Key features like real-time shopper geolocation, availability and performance indicators, and direct contact options help agents step in when automatic assignment fails. They can quickly spot active shoppers—even outside the delivery area—assess reliability, and reach out with incentives to secure manual order acceptance, reducing delays and maintaining service continuity.

(image 3.1)

From phone calls to one tap

The new rescheduling feature in the OMS (image3.1) allows agents to intervene in critical situations when no shopper is available to complete a delivery. With a clear view of available time slots—based on store opening hours and shopper availability—agents can quickly reassign the delivery.
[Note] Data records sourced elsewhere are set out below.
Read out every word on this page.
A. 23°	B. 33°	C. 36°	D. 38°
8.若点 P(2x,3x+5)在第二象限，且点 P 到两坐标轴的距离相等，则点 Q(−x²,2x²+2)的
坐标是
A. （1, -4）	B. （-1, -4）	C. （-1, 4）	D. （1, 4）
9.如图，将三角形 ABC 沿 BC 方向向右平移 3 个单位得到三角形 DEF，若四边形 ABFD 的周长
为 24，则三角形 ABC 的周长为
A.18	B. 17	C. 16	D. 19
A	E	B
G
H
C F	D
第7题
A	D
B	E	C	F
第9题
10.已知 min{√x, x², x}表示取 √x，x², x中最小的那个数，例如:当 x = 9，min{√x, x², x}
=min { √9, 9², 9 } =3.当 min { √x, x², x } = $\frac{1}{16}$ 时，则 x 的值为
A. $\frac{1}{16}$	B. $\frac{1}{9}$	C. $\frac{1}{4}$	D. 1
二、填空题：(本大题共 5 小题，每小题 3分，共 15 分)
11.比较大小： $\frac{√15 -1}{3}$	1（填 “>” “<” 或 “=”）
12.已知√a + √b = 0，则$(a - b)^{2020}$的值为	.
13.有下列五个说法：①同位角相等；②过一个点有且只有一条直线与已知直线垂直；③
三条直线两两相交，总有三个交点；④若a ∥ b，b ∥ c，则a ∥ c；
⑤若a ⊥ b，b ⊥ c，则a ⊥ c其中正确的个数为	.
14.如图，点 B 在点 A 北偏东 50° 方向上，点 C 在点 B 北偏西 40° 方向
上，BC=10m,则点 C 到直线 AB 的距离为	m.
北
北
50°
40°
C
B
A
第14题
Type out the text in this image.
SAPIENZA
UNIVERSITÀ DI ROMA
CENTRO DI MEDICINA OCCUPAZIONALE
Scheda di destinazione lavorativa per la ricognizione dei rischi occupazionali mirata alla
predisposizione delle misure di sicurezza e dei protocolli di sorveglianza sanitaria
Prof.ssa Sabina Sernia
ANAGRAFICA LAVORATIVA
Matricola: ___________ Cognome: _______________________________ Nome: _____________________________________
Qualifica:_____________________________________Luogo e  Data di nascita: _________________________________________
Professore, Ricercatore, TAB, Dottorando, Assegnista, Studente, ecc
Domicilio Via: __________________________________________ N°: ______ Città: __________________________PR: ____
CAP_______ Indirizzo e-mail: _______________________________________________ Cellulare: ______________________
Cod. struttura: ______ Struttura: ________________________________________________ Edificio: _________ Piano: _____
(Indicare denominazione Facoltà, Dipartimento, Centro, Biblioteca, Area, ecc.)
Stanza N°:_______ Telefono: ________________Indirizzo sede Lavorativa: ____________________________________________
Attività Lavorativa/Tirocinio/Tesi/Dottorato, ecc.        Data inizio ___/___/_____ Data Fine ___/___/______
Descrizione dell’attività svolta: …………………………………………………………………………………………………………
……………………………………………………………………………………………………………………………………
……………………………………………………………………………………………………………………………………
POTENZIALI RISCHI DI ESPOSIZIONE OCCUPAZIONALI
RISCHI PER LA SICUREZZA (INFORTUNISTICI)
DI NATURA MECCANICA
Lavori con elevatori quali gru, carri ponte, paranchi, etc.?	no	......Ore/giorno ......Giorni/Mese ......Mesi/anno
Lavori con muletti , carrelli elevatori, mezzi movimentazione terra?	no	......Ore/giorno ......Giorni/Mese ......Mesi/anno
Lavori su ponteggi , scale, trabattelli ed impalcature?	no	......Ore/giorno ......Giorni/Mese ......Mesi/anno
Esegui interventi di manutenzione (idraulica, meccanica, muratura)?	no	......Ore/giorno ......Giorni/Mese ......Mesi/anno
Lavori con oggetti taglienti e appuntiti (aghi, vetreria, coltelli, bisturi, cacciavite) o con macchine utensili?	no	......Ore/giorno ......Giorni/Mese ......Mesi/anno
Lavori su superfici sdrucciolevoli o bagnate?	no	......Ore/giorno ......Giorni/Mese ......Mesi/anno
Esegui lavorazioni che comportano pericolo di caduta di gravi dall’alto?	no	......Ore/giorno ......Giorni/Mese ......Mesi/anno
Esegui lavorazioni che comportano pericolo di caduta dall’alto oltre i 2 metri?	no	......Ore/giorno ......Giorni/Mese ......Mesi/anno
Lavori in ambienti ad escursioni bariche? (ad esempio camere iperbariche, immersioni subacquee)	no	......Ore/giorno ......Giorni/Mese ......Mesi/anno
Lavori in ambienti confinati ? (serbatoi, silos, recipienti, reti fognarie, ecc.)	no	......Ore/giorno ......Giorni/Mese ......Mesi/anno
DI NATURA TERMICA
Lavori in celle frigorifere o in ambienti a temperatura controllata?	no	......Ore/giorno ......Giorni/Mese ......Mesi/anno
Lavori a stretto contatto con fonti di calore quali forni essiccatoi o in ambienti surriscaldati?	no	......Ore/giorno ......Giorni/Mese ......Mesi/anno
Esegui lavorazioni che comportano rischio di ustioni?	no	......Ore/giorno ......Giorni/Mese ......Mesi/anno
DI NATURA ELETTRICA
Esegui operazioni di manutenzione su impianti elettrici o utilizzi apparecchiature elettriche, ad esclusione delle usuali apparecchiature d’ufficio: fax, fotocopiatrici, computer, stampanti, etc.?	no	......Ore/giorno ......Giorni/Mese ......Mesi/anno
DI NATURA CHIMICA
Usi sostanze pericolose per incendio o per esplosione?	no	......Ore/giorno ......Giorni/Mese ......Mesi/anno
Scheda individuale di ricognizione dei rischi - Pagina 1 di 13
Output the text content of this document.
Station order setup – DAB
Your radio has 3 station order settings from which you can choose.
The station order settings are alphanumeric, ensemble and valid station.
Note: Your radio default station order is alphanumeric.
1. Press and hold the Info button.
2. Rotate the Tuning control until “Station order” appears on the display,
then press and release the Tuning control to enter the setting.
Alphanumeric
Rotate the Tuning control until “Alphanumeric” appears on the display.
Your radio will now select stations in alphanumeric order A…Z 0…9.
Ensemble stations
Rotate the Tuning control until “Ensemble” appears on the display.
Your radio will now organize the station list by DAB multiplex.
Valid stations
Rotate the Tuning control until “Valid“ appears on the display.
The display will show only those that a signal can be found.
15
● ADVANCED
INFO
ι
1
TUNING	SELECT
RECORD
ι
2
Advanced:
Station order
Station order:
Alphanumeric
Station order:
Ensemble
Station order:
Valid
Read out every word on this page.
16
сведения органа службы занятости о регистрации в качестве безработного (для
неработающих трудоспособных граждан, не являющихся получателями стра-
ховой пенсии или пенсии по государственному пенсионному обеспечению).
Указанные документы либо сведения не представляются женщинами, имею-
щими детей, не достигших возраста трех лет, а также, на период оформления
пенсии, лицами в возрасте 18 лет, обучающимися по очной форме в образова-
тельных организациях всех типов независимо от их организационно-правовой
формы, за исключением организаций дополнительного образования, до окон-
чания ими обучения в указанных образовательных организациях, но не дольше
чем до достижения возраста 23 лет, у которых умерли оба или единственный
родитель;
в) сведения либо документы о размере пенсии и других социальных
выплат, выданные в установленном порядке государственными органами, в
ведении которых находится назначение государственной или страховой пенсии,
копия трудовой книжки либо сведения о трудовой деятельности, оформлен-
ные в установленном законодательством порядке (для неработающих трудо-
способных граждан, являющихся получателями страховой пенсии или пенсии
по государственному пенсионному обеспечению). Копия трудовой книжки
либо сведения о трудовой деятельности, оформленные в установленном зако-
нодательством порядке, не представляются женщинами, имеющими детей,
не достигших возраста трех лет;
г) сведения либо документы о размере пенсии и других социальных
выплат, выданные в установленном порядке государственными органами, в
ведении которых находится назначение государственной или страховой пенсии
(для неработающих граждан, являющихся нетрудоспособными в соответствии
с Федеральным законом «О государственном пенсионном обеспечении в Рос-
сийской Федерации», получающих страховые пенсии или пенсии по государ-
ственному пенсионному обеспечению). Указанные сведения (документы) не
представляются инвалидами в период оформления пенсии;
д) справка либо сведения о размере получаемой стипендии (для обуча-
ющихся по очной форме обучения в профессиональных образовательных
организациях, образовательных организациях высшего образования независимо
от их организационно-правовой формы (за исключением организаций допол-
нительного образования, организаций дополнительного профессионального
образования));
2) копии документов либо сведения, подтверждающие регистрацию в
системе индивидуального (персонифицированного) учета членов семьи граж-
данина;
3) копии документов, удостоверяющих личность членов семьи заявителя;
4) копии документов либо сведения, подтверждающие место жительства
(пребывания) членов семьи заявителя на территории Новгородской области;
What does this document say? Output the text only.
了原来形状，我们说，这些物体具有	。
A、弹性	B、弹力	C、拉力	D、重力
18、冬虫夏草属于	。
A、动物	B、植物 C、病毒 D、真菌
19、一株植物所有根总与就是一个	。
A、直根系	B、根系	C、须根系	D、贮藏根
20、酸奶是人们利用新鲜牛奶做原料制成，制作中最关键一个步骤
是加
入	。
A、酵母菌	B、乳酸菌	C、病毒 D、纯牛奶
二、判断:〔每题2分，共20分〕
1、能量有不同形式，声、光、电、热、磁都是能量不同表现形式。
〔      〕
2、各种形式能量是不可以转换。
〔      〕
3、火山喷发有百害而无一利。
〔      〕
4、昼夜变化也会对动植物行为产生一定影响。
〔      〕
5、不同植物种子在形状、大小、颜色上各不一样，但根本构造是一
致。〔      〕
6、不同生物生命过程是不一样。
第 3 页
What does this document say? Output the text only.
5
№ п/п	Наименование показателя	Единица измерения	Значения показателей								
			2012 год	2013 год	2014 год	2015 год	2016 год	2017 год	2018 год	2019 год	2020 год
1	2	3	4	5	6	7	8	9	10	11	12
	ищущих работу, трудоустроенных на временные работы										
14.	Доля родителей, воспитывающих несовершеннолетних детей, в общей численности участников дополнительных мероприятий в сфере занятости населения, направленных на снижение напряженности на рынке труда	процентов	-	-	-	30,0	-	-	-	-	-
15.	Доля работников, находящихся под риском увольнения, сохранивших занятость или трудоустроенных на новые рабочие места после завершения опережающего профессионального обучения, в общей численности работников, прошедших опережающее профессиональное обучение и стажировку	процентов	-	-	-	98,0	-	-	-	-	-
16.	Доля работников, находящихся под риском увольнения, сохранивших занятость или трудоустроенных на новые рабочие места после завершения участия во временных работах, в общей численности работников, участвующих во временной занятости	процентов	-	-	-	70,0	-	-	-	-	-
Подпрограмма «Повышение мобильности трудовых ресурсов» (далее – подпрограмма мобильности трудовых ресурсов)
Once a new slot is selected, the customer automatically receives a notification via the app to confirm the updated time, eliminating the need for phone calls and significantly reducing handling times and the risk of late communication.

Lessons learned

1. Design as facilitation

A product’s success isn’t just about good UX—it’s about engaging all teams and keeping everyone aligned throughout the process.


2. Iteration beats assumption

The best solutions come from testing and adapting, not guessing. Progress happens through learning, not leaps of faith.


3. Urgency over engagement In customer service tools, speed and clarity matter more than rich interactions. Get to the point, fast.

Biggest Challenge

A great tool is useless if no one wants to use it.

The issue? Experienced agents were reluctant to switch—new tools meant more effort.

The solution? Make the transition feel natural, engaging, and truly beneficial for them. 1. Agents First

From day one, I involved them through shadowing sessions, usability tests, and ongoing feedback—making them feel part of the change.

2. A Smooth Transition

The interface felt familiar, and the rollout was gradual—avoiding the shock of something entirely new.

3. Tailored Support

Live Q&As, hands-on guides, and a dedicated help channel built trust and reduced the learning curve.